The Department of Homeland Security announced Thursday which vendors have been selected to build some protoypes for President Donald Trump’s promised US-Mexico border wall, a step forward for the project after months of delays.
The announcement came after the Government Accountability Office on Friday dismissed a protest filed on the contract awards that had delayed the projects, wrapping early a process that could have pushed the delay into November. DHS had originally targeted June for the beginning of construction, but the process had dragged further into the summer as the contracts were decided.
Customs and Border Protection’s acting Deputy Commissioner Ronald Vitiello announced that the top designs for a concrete wall that will be built along the San Diego border will be from four companies. There were two requests for proposals: a 30-foot high concrete wall design and then any other alternatives. The latter will be announced in the next week, CBP said.
The four companies named to build were Caddell Construction Co (DE), LLC, of Montgomery, Alabama; Fisher Sand & Gravel Co., DBA Fisher Industries, of Tempe, Arizona; Texas Sterling Construction Co., of Houston, Texas; W. G. Yates & Sons Construction Company, of Philadelphia, Mississippi.
CBP has said it anticipates building four to eight prototypes and said Thursday it expects construction to begin this fall.
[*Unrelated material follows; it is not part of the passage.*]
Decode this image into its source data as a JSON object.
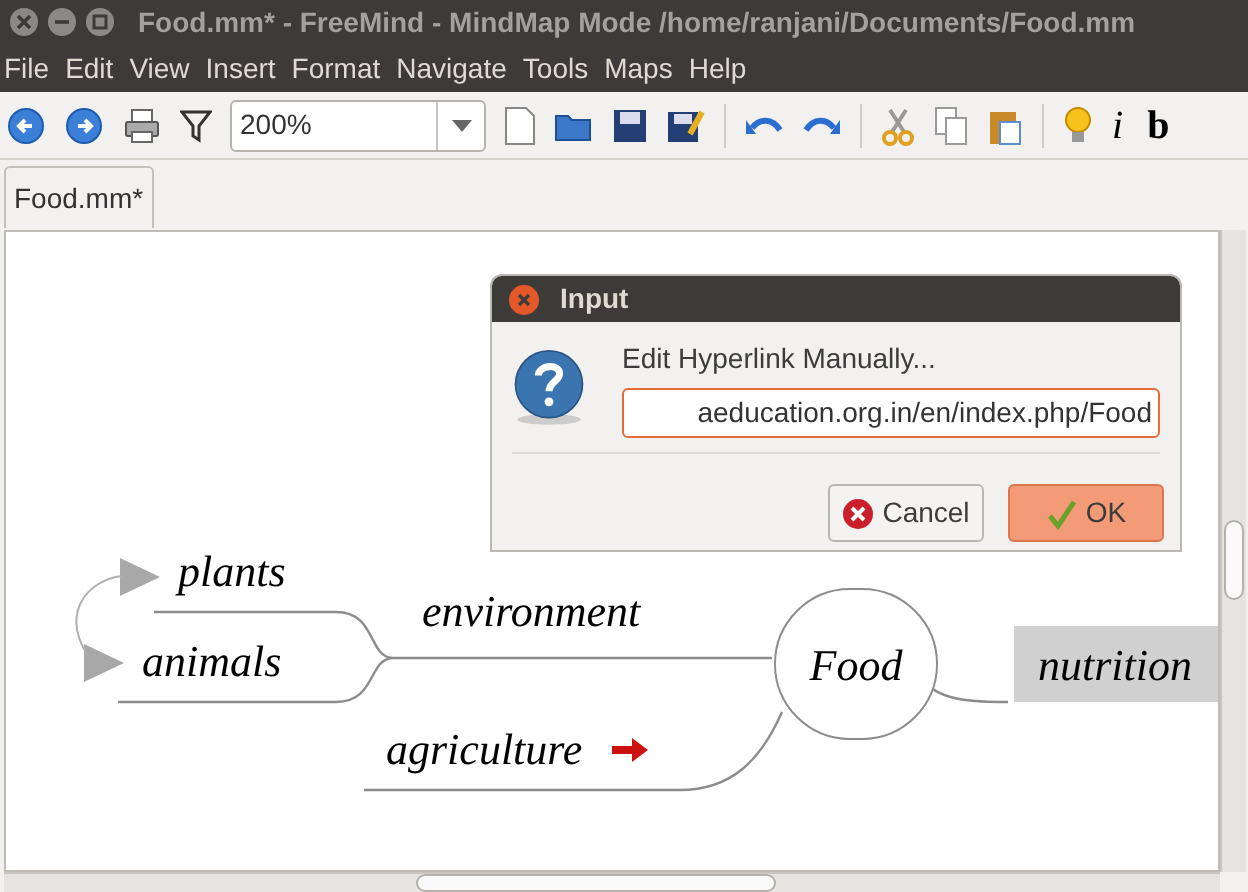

In late July, CBP’s legislative affairs office sent out a memo, obtained by CNN, that two companies that were not selected to be finalists — who then were asked to submit more detailed proposals — filed a total of four protests of the process. While two of the protests, from WNIS, were dismissed, two from Penna Group were put under review by GAO.
On Friday, in an announcement of the dismissal of the protest, CBP did note that once contracts are awarded, companies will have another opportunity to protest, which could add further delays. Nevertheless, CBP said “we are confident in our processes, and we will proceed deliberately, to ensure compliance with the law.”
The prototypes will “help us create a ‘design standard’ for operational walls,” CBP said. “The new designs would be added to our menu of existing designs, and allow us to tailor a specific wall design to the unique demands of individual areas of the border.”
The money for the process came from $20 million that Congress authorized the Department of Homeland Security to pull from other places in the budget earlier this year. Congress has not yet authorized any further money to actually build new miles of wall, though Trump has issued a threat to shut down the government if they don’t do so this year.
Each prototype award will be worth roughly $400,000 to $500,000, Vitiello said.
Prototypes were selected “based on their abilities to meet the requirements in the proposal,” he said, and once the prototypes are built, they will be evaluated for their effectiveness in a real-world environment. CBP could ultimately use all or none of the wall types along the border, Vitiello said, in addition to existing bollard fence designs that are used on the “immediate border.”
Vitiello emphasized that CBP is looking for a “more holistic view” on border security, including cameras, sensors and an enforcement zone in the wall plan. Vitiello showed diagrams of plans for border solutions in both urban and rural areas, which included a “see-through” design, usually a bollard fence, along the immediate border, a zone for enforcement, and then a secondary barrier with the cameras and sensors. The concrete proposals are largely for that secondary barrier, Vitiello said.
“All those things have to be combined in the proper mix to make it work,” Vitiello said, saying each location will be evaluated for the different options.
All told, the process to evaluate the prototypes will take roughly three months once CBP gives companies notice to proceed. Vitiello said that will be “as quickly as we can,” ideally in two weeks.